Avevo visto quel suo film in bianco e nero, “La leggenda di Kaspar Hauser”, hai presente?
Certo.
Vedendolo, sono rimasta folgorata. C’è ad esempio quella scena sulla spiaggia, in cui Silvia balla… Scena che abbiamo ripreso in “Giovanna Hardcore”. Quel film è stato illuminante e lei, beh, lei era affascinantissima. E allora avevo scritto questa poesia… un pout pourri di parole. Tu lo sai no che al Cocco c’era questo privé che…
Guarda che io Silvia l’ho conosciuta proprio al Cocco. Mille anni fa. Fine anni ’90, lei aveva 18 anni o giù di lì.
Ecco, vedi! Del Cocco trovavo pazzesco che ci fosse questo spazio molto legato all’arte, il Morphine, dove spesso passavano attori, ballerini, intellettuali vari, così come trovavo meraviglioso che ci fosse una console anche in uno dei bagni. Tutto questo lo trovavo e lo trovo stupendo, perché davvero riesce a scardinare i confini della discoteca tradizionale, invitandoti ad esplorare altre dimensioni, a contaminare quello che mai avresti pensato di accostare. Insomma, scrivo questa poesia, con tutte queste cose in mente, e la mando in DM a Silvia. E lì lei mi dice che il Cocco lo conosceva benissimo e lo frequentava già da giovanissima…
Non lo sapevi quindi!
No!
Ma senti, tornerà mai quel tipo di clubbing lì, quello del Cocco anni ’90?

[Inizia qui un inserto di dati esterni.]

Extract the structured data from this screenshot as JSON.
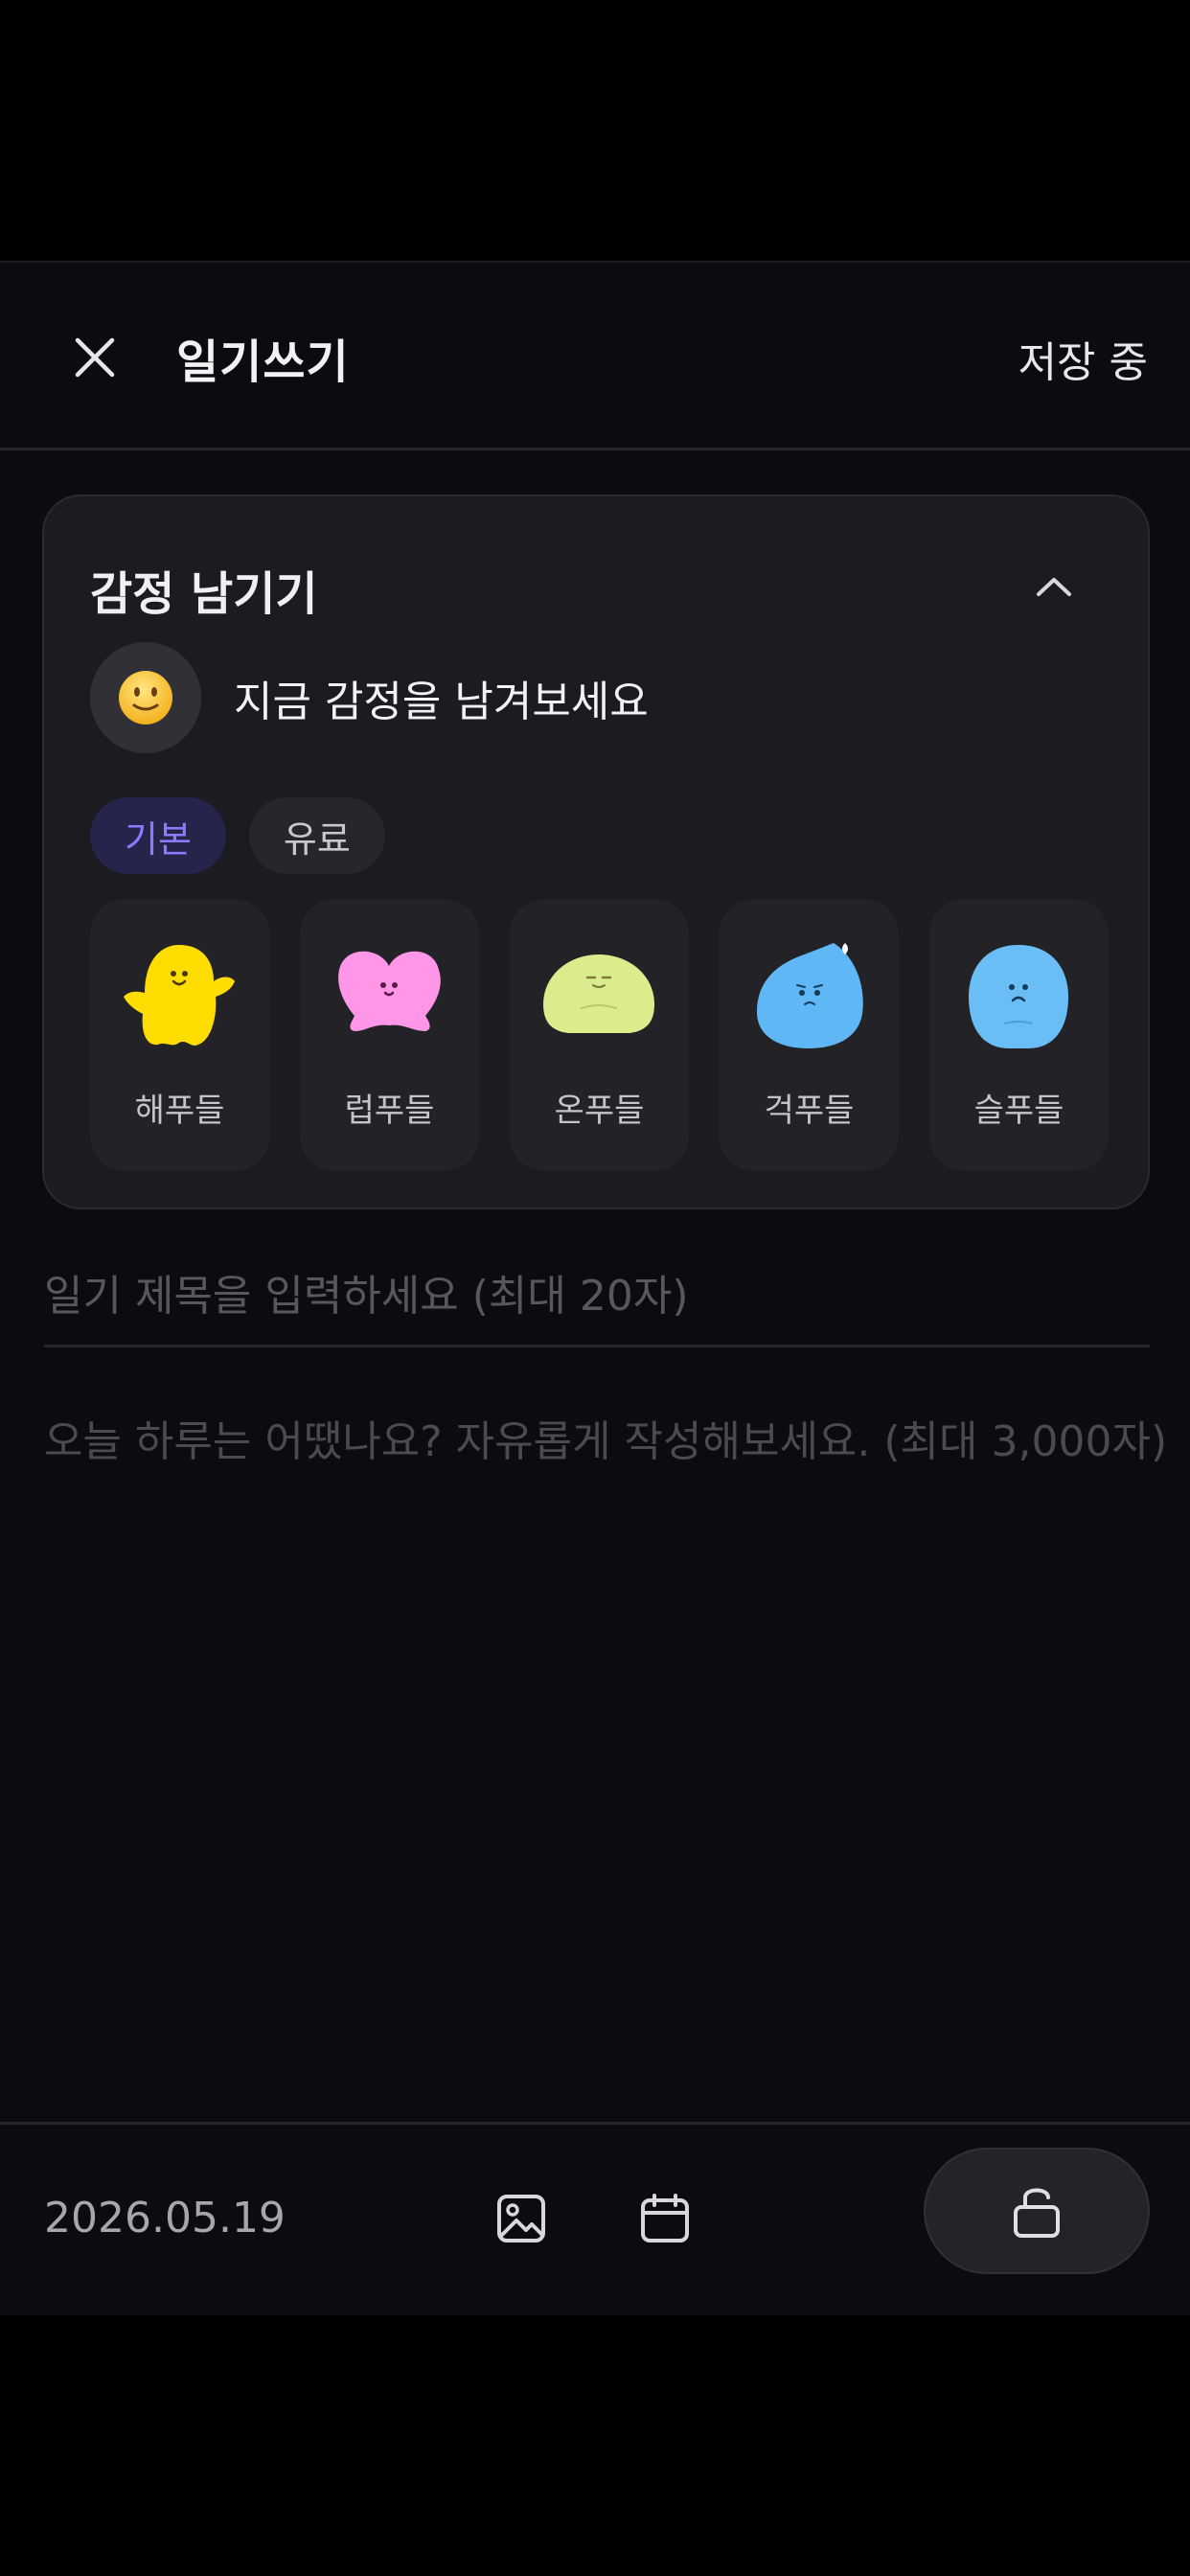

Quello che oggi manca, e che prima invece era fondamentale, è la socialità. Pensaci: tu prima andavi nei club soprattutto perché volevi conoscere persone che in qualche modo sapevi che potevano essere simili a te. “Stai venendo qui, a questa serata, in questo club, quindi probabilmente ci piace un simile tipo di musica, un simile tipo di film, un simile tipo di immaginario”. Oggi questo elemento s’è perso. Lo trovi tutto on line.
Vero.
Quindi secondo me il vero valore aggiunto del club era il fatto che ti ritrovavi in un ambiente che ti spingeva fin da subito alla condivisione; così come era il posto dove volevi, anzi, dovevi andare se volevi conoscere dei tuoi “simili”. Oggi invece le persone le conosci prima fuori, in primis on line, e solo dopo le porti nel club. Non è una differenza da poco, purtroppo. E chissà se si tornerà mai alle dinamiche di un tempo.
Senti, vorrei farti una domanda finale molto marzulliana.
Oh sì, ti prego!
Ora che finalmente ti stanno prendendo tutti sul serio, c’è il rischio che Myss Keta inizi a prendere troppo sul serio se stessa?
Allora. La cosa che non vorrei perdere, è un certo tipo di leggerezza mentale. Diciamo che il senso di responsabilità di cui parlavamo all’inizio rischia, effettivamente, di appesantire un po’ le cose. E’ un continuo allenamento mantenere il giusto equilibrio tra questi due approcci: perché è la leggerezza di “Milano sushi e coca” ad avermi fatto affrontare bene anche tutto quello che è arrivato dopo, ma al tempo stesso trovo importante il senso di responsabilità che è sopravvenuto. E’ una tensione continua tra questi due estremi. Va bene così: in questo modo sono sempre in allenamento.